Today’s most exciting presentation was by Gerald Jay Sussman. He talked about ‘Evolvability and Robust Design‘ and complained that software paradigms generally degenerated into software religions where programmers locked themselves into one of the styles such as logic programming, constraint programming, neural network programming, etc. According to him every paradigm had very strong and weak points and one technique would generally not be enough for building flexible evolvable systems. His concept of having some specialized algorithms connected to input generalizers and output standardizers seems to be worth lots of research. Sussman gave concrete examples from electrical engineering where you could change some input filters but keep the overall circuitry unchanged was fine implementing this in software and making it much more robust and evolvable still seemed confusing. He said machine learning techniques and probabilistic methods would be very useful in the input generalization part and then the results of those parts would be fed into very rigid, specialized and fast algorithms (and that input generalization part didn’t have to be as fast as the specialized part). He also gave examples from biology showing how humans shared a very similar body plans with other animals and how evolution worked to use the same structures for different tasks not by discarding them but by adding something on top of them.
In addition to pre-arranged technical presentations, Tuesday was also the day for wonderful lighning talks in which speakers were given a very limited amount of time (5 – 10 minutes) to present their ideas or projects that they thought to be important to the Lisp community.
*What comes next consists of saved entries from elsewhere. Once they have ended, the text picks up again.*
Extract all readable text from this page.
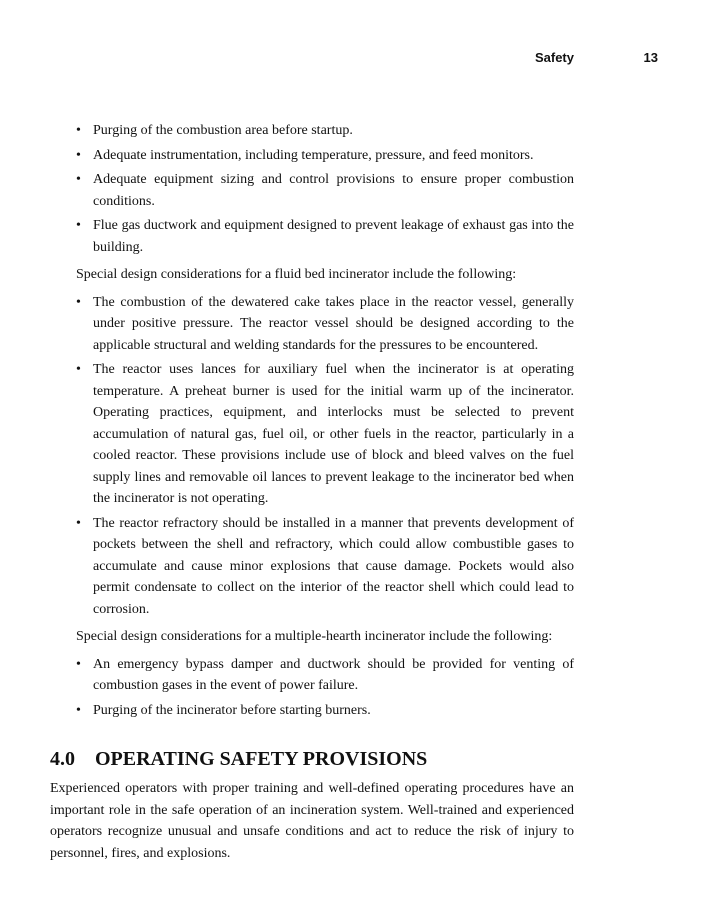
Safety	13
• Purging of the combustion area before startup.
• Adequate instrumentation, including temperature, pressure, and feed monitors.
• Adequate equipment sizing and control provisions to ensure proper combustion conditions.
• Flue gas ductwork and equipment designed to prevent leakage of exhaust gas into the building.

Special design considerations for a fluid bed incinerator include the following:

• The combustion of the dewatered cake takes place in the reactor vessel, generally under positive pressure. The reactor vessel should be designed according to the applicable structural and welding standards for the pressures to be encountered.
• The reactor uses lances for auxiliary fuel when the incinerator is at operating temperature. A preheat burner is used for the initial warm up of the incinerator. Operating practices, equipment, and interlocks must be selected to prevent accumulation of natural gas, fuel oil, or other fuels in the reactor, particularly in a cooled reactor. These provisions include use of block and bleed valves on the fuel supply lines and removable oil lances to prevent leakage to the incinerator bed when the incinerator is not operating.
• The reactor refractory should be installed in a manner that prevents development of pockets between the shell and refractory, which could allow combustible gases to accumulate and cause minor explosions that cause damage. Pockets would also permit condensate to collect on the interior of the reactor shell which could lead to corrosion.

Special design considerations for a multiple-hearth incinerator include the following:

• An emergency bypass damper and ductwork should be provided for venting of combustion gases in the event of power failure.
• Purging of the incinerator before starting burners.
4.0 OPERATING SAFETY PROVISIONS

Experienced operators with proper training and well-defined operating procedures have an important role in the safe operation of an incineration system. Well-trained and experienced operators recognize unusual and unsafe conditions and act to reduce the risk of injury to personnel, fires, and explosions.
And so were the talks:
Bil Lewis talked about his Omniscient Debugging tool.
Daniel Herring talked about Lisp distributions if it would be possible to work in a model similar to GNU/Linux distributions.
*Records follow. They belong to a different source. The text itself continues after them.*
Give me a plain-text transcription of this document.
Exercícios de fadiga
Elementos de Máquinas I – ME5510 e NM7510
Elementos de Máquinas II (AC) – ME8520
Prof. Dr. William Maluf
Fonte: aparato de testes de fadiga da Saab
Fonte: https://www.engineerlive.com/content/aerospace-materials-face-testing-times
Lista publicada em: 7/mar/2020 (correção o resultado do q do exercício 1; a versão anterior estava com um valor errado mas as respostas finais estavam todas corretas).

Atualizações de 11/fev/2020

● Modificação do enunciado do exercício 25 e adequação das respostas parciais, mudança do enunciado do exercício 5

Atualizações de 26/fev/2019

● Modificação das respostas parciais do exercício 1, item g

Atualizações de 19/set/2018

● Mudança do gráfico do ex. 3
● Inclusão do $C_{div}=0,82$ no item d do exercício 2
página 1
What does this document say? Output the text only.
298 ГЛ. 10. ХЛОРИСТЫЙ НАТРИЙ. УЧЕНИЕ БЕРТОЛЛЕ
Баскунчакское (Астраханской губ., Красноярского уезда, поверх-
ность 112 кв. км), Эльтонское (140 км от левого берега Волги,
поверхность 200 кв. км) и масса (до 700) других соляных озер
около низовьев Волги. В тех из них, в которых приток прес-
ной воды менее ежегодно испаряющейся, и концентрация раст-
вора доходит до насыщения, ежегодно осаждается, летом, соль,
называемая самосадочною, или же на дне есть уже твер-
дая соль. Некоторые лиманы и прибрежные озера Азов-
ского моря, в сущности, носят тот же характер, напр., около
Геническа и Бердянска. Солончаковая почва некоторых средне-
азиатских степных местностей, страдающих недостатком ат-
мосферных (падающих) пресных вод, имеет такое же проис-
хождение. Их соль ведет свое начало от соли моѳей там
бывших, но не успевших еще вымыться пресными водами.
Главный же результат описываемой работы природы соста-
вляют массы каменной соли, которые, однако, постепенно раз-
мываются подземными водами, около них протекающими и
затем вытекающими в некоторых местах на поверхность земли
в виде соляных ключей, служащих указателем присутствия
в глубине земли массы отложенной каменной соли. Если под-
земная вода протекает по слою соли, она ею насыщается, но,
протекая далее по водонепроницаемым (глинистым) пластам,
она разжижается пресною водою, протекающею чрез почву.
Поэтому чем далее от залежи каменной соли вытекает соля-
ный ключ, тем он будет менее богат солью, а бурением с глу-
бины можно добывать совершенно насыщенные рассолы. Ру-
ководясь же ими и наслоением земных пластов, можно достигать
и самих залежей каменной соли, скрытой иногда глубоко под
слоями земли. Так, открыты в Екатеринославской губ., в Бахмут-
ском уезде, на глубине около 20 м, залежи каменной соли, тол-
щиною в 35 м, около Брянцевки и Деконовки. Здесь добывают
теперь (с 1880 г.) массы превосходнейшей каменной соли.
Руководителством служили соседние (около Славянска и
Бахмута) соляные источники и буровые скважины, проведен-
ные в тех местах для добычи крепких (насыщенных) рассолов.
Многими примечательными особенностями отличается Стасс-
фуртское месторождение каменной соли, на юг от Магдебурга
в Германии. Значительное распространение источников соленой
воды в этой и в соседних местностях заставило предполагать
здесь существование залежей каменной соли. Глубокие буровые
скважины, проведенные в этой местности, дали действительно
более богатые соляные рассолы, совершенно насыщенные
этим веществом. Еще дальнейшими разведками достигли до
Alex Plotnick talked about literate programming in Common Lisp.
Pascal Costanza, the CLOS and MOP master talked about first-class dynamic environments in ContextL. He gave an example of on the fly updating and patching of a Lisp web application by using layers of his ContextL. I realized that in addition to LispWorks he also had Clozure CL in his Apple laptop.
François-René Rideau gave a fast presentation titled ‘Better Stories, Better Languages‘
Hannes Mehnert provided a very nice visualization of compiler optimizations in his talk ‘Watching compiler optimizations’.
Andy Wingo‘s lightning talk was titled ‘Guile’s Language Tower’
Peter Mager had ‘Some Thoughts on What Programmes and Language Designers can Learn From Biology’ which reminded me some parts of the Sussman’s talk.
Ross Lonstein talked about his work in progress, ‘Embedding Scheme in IBM WebSphere MQ’.
Taichi Yuasa talked about ‘Extending Scheme in Java for SICP exercises’.
Gyedi Sam told about his experiences where he developed a Lisp interpreter written in Perl so that he could implement some useful on top of that (and the reactions of the managers when they were show what was going on behind the scenes.)
Didier Verna, in addition to his technical papers also reserved for a lightning talk: ‘Lisp, Jazz, Aikido – Three tales of the same story’.